La recensione su Furyo

di sasso67
8 stelle

Uno guarda un film di più di vent'anni fa e di chi è la prima facciona che compare sullo schermo? È proprio di Takeshi Kitano, quello "Hana-Bi" e "Dolls". È lui il sergente Hara che apre e chiude questo bellissimo film di Nagisa Oshima, nel quale sono messi a confronto il senso dell'onore proprio dei giapponesi, rappresentato dall'inflessibile capitano Yonoi, e quello degli europei, impersonato, prima che dall'umano tenente colonnello Lawrence e dall'ambiguo maggiore Celliers, dal colonnello Hicksley. E con il suo sguardo bonario, proprio Lawrence sembra rappresentare il punto di vista del narratore, e sembra voler dire al militare giapponese che comanda il campo di prigionia "è a causa del vostro ottuso senso dell'onore che perderete la guerra".

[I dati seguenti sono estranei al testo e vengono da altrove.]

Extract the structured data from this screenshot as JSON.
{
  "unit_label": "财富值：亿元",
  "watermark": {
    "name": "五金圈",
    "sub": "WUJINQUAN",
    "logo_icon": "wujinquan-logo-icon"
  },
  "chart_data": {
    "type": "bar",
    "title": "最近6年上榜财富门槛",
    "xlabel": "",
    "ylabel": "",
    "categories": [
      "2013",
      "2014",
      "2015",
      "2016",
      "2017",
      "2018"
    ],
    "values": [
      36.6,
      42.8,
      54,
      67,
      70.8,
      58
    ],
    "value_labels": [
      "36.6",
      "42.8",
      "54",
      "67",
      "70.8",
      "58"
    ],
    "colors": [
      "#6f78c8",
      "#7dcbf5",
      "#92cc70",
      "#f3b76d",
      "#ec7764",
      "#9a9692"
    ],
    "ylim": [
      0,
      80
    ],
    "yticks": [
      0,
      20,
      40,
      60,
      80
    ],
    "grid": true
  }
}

Ma il film è molto di più che questo, perché a sconvolgere questo franco confronto di tradizioni antropologiche oltre che militari, interviene il personaggio interpretato da David Bowie, attore tutt'altro che trascendentale, ma sufficientemente ambiguo (e chi meglio di lui?) per sconvolgere la mente del capitano Yonoi, tanto che l'attendente di quest'ultimo, capita l'antifona, cerca di uccidere il nuovo arrivato. Argutamente Tullio Kezich ha definito "Furyo" «l'incrocio di "Querelle" con "Il ponte sul fiume Kwai"», per la commistione delle ormai arcinote traversie dei prigionieri britannici nei campi giapponesi e l'attrazione in parte omosessuale e in parte servo/padrone che si sviluppa tra Yonoi e Celliers (stupenda la scena del bacio del prigioniero britannico al comandante nipponico). E se il flashback che ricostruisce un fatto del passato del maggiore c'entra più o meno come i cavoli a merenda, anche se serve a mostrare come anche le più nobili istituzioni occidentali (gli austeri colleges inglesi) nascondono rituali sadici che somigliano da vicino alle crudeltà dei campi di prigionia, è ancora il faccione di Kitano a chiudere il film in maniera davvero commovente, augurando quel «Buon Natale. mister Lawrence!» che resta nella mente.